Mohon tunggu...
Anis Contess
Anis Contess Mohon Tunggu... Guru - Penulis, guru

aniesday18@gmail.com. Perjuangan adalah pelaksanaan kata-kata. Mari tebar cinta dengan kata-kata.

Selanjutnya

Tutup

Humaniora Pilihan

Di Balik Rekor Muri Kapak Algojo dan Perawan Vestal, Kompasianer Widz Stoops dan Rudy Gunawan Layak Mendapatkan Nobel Literasi

6 Oktober 2024   09:39 Diperbarui: 6 Oktober 2024   09:46 186
+
Laporkan Konten
Laporkan Akun
Kompasiana adalah platform blog. Konten ini menjadi tanggung jawab bloger dan tidak mewakili pandangan redaksi Kompas.
Lihat foto
Bareng bareng foto bersama (doc.pri)

 

Kalau ada penghargaan Nobel literasi di dunia ini maka saya akan ajukan 2 nama, Widz Stoops dan Rudy Gunawan. Dua  sosok yang peranannya begitu besar dalam menyatukan beragam ide penulis lintas suku suku, lintas agama, antar etnis di Indonesia menjadi sebuah novel menawan berjudul Kapak Algojo dan Perawan Vestal. 

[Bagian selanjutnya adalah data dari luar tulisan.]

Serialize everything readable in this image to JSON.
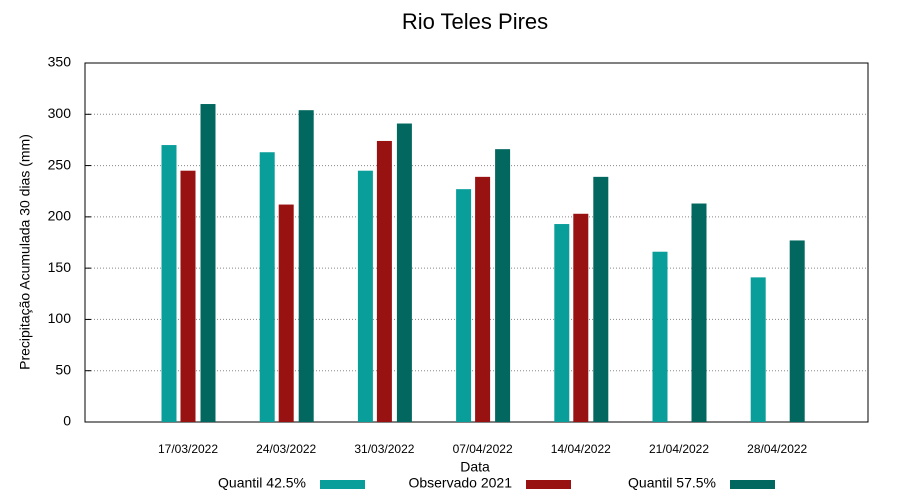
{
  "chart_data": {
    "type": "bar",
    "title": "Rio Teles Pires",
    "xlabel": "Data",
    "ylabel": "Precipitação Acumulada 30 dias (mm)",
    "categories": [
      "17/03/2022",
      "24/03/2022",
      "31/03/2022",
      "07/04/2022",
      "14/04/2022",
      "21/04/2022",
      "28/04/2022"
    ],
    "series": [
      {
        "name": "Quantil 42.5%",
        "color": "#0a9e9b",
        "values": [
          270,
          263,
          245,
          227,
          193,
          166,
          141
        ]
      },
      {
        "name": "Observado 2021",
        "color": "#981212",
        "values": [
          245,
          212,
          274,
          239,
          203,
          null,
          null
        ]
      },
      {
        "name": "Quantil 57.5%",
        "color": "#02685f",
        "values": [
          310,
          304,
          291,
          266,
          239,
          213,
          177
        ]
      }
    ],
    "ylim": [
      0,
      350
    ],
    "yticks": [
      0,
      50,
      100,
      150,
      200,
      250,
      300,
      350
    ],
    "grid": true,
    "legend": "bottom"
  }
}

Judul yang jauh dari lokal wisdom Indonesia akan tetapi tokoh sentralnya berasal dari Makassar dengan setting beberapa di Eropa dan ending Jakarta. Dari lokal, meng-Indonesia lalu mendunia. Novel dengan tokoh Segara, nama khas Indonesia. 

Gambar depan dan belakang novel, doc.pri
Gambar depan dan belakang novel, doc.pri
Bercerita tentang dendam Daeng Marradia atau Craen Mark pada keluarga Segara.  Penyebab dendam adalah  Karmila Daeng Macora gadis pujaan sekaligus yang 'digadang-gadang' menjadi perawan Vestal oleh Daeng Marradia, diambil oleh Bayu Daeng Saloko dan dijadikan istrinya. Karmila dan Bayu Saloko adalah orang tua dari Segara. Usia 4 tahun harus melihat kematian bapaknya yang dibunuh dengan sebuah kapak algojo. Tidak hanya itu, ibu dari anak ini diculik oleh si pembunuh. Segara dibiarkan hidup untuk membalas dendam, mencari sang pembunuh ayah dan penculik ibunya. 

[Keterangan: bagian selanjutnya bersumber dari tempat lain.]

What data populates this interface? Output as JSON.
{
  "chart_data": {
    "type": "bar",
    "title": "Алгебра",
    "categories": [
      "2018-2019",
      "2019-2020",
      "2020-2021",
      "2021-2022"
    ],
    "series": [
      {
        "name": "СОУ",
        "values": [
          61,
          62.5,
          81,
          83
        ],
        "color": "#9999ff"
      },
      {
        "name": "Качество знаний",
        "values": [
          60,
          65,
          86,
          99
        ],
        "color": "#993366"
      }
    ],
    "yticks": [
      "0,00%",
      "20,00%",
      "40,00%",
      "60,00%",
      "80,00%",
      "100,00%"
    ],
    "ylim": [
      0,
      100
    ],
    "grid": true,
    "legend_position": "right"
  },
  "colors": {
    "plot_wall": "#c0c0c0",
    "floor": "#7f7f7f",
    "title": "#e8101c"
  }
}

Dalam perjalanan mencari pembunuh inilah kisah Segara bergulir sangat menarik, ramuan kesedihan dengan cinta dan dendam akhirnya bisa mempertemukan dia dengan ibu dan adiknya.

Perawan Vestal, pembunuh, Segara dan  keluarganya menjadi jalinan cerita yang kemudian memunculkan adegan-adegan action juga romantis. Setting tempat dari Berlin, Paris, Jakarta, Purwosari, Singosari dan Jeneponto membuat novel hidup. 

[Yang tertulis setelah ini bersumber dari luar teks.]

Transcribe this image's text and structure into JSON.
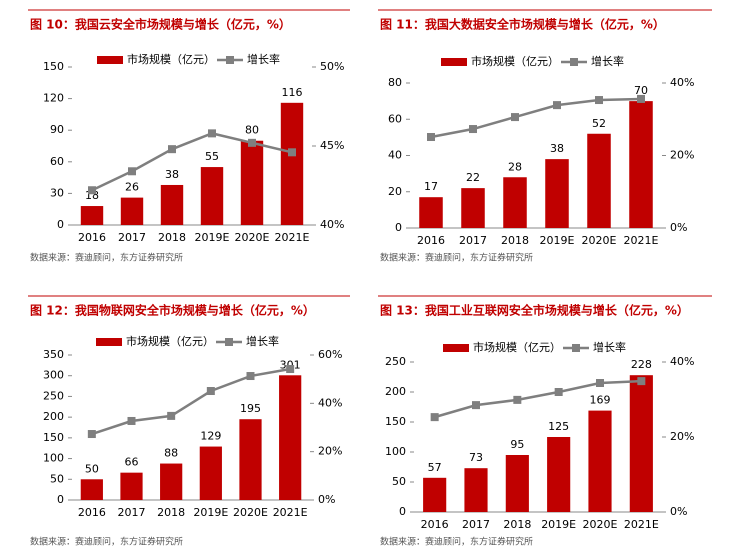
{
  "chart_data": [
    {
      "type": "combo",
      "title": "图 10：我国云安全市场规模与增长（亿元，%）",
      "categories": [
        "2016",
        "2017",
        "2018",
        "2019E",
        "2020E",
        "2021E"
      ],
      "series": [
        {
          "name": "市场规模（亿元）",
          "type": "bar",
          "color": "#c00000",
          "axis": "y",
          "values": [
            18,
            26,
            38,
            55,
            80,
            116
          ]
        },
        {
          "name": "增长率",
          "type": "line",
          "color": "#7f7f7f",
          "axis": "y2",
          "values": [
            42.2,
            43.4,
            44.8,
            45.8,
            45.2,
            44.6
          ]
        }
      ],
      "ylim": [
        0,
        150
      ],
      "yticks": [
        0,
        30,
        60,
        90,
        120,
        150
      ],
      "y2lim": [
        40,
        50
      ],
      "y2ticks": [
        {
          "value": 40,
          "label": "40%"
        },
        {
          "value": 45,
          "label": "45%"
        },
        {
          "value": 50,
          "label": "50%"
        }
      ],
      "source": "数据来源：赛迪顾问，东方证券研究所"
    },
    {
      "type": "combo",
      "title": "图 11：我国大数据安全市场规模与增长（亿元，%）",
      "categories": [
        "2016",
        "2017",
        "2018",
        "2019E",
        "2020E",
        "2021E"
      ],
      "series": [
        {
          "name": "市场规模（亿元）",
          "type": "bar",
          "color": "#c00000",
          "axis": "y",
          "values": [
            17,
            22,
            28,
            38,
            52,
            70
          ]
        },
        {
          "name": "增长率",
          "type": "line",
          "color": "#7f7f7f",
          "axis": "y2",
          "values": [
            25.1,
            27.3,
            30.6,
            33.9,
            35.3,
            35.6
          ]
        }
      ],
      "ylim": [
        0,
        80
      ],
      "yticks": [
        0,
        20,
        40,
        60,
        80
      ],
      "y2lim": [
        0,
        40
      ],
      "y2ticks": [
        {
          "value": 0,
          "label": "0%"
        },
        {
          "value": 20,
          "label": "20%"
        },
        {
          "value": 40,
          "label": "40%"
        }
      ],
      "source": "数据来源：赛迪顾问，东方证券研究所"
    },
    {
      "type": "combo",
      "title": "图 12：我国物联网安全市场规模与增长（亿元，%）",
      "categories": [
        "2016",
        "2017",
        "2018",
        "2019E",
        "2020E",
        "2021E"
      ],
      "series": [
        {
          "name": "市场规模（亿元）",
          "type": "bar",
          "color": "#c00000",
          "axis": "y",
          "values": [
            50,
            66,
            88,
            129,
            195,
            301
          ]
        },
        {
          "name": "增长率",
          "type": "line",
          "color": "#7f7f7f",
          "axis": "y2",
          "values": [
            27.3,
            32.7,
            34.8,
            45.1,
            51.3,
            54.2
          ]
        }
      ],
      "ylim": [
        0,
        350
      ],
      "yticks": [
        0,
        50,
        100,
        150,
        200,
        250,
        300,
        350
      ],
      "y2lim": [
        0,
        60
      ],
      "y2ticks": [
        {
          "value": 0,
          "label": "0%"
        },
        {
          "value": 20,
          "label": "20%"
        },
        {
          "value": 40,
          "label": "40%"
        },
        {
          "value": 60,
          "label": "60%"
        }
      ],
      "source": "数据来源：赛迪顾问，东方证券研究所"
    },
    {
      "type": "combo",
      "title": "图 13：我国工业互联网安全市场规模与增长（亿元，%）",
      "categories": [
        "2016",
        "2017",
        "2018",
        "2019E",
        "2020E",
        "2021E"
      ],
      "series": [
        {
          "name": "市场规模（亿元）",
          "type": "bar",
          "color": "#c00000",
          "axis": "y",
          "values": [
            57,
            73,
            95,
            125,
            169,
            228
          ]
        },
        {
          "name": "增长率",
          "type": "line",
          "color": "#7f7f7f",
          "axis": "y2",
          "values": [
            25.3,
            28.5,
            29.9,
            32.0,
            34.4,
            34.9
          ]
        }
      ],
      "ylim": [
        0,
        250
      ],
      "yticks": [
        0,
        50,
        100,
        150,
        200,
        250
      ],
      "y2lim": [
        0,
        40
      ],
      "y2ticks": [
        {
          "value": 0,
          "label": "0%"
        },
        {
          "value": 20,
          "label": "20%"
        },
        {
          "value": 40,
          "label": "40%"
        }
      ],
      "source": "数据来源：赛迪顾问，东方证券研究所"
    }
  ]
}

Dengan sentuhan sejarah di sana sini juga   adat dan budaya Makassar yang begitu kental membuat novel ini seperti cara lain mengenalkan budaya Indonesia pada dunia.

Saya bangga menjadi bagian dari penulis novel ini. Entah bagaimana menjelaskan, tetiba saya tertarik mempelajari Jeneponto, Makasar juga tempat -tempat lain. Bukan hanya untuk kepentingan menghidupkan cerita seperti kata Wuri Handoko dan Deni De Kaizer juga Pak Hensa  yang menyebut google map mempunyai peranan besar sebagai referensi latar, lebih dari itu saya belajar aneka ragam budaya, Indonesia dan belahan dunia lain, Jerman juga Eropa. Jadi tahu dan tentu saja ingin berkunjung ke tempat tempat yang disebut dalam novel.

Novel ini, akhirnya berbuah manis, bukan hanya bisa terbit sesudah 3 tahun penantian di tangan editor Khrisna Pabhicara, akan tetapi juga mampu memecahkan Rekor Muri. Buah dari kolaborasi ide dan eksekusi Kompasianer Widz Stoops yang bermukim di Florida US dan Rudy Gunawan, Kompasianer numerolog pertama di Indonesia yang bisa mewujudkan novel ini layak masuk MURI.

Rudy Gunawan dan Sertifikat MURI (doc.pri)
Rudy Gunawan dan Sertifikat MURI (doc.pri)
"Ketika ada yang bilang, wah ini novel baru pertama kalinya lo di Indonesia bahkan di dunia. Satu judul ditulis rame- rame oleh banyak orang. Penulis dengan berbagai latar belakang profesi. Maka pikir saya, iya juga ya. Mungkin pertama kali di dunia, maka saya pikir layak juga masuk rekor MURI," urai Rudy Gunawan asal Makasar  akrab dipanggil Acek Rudy Penulis novel  Berdansa dengan Kematian terbitan Gramedia.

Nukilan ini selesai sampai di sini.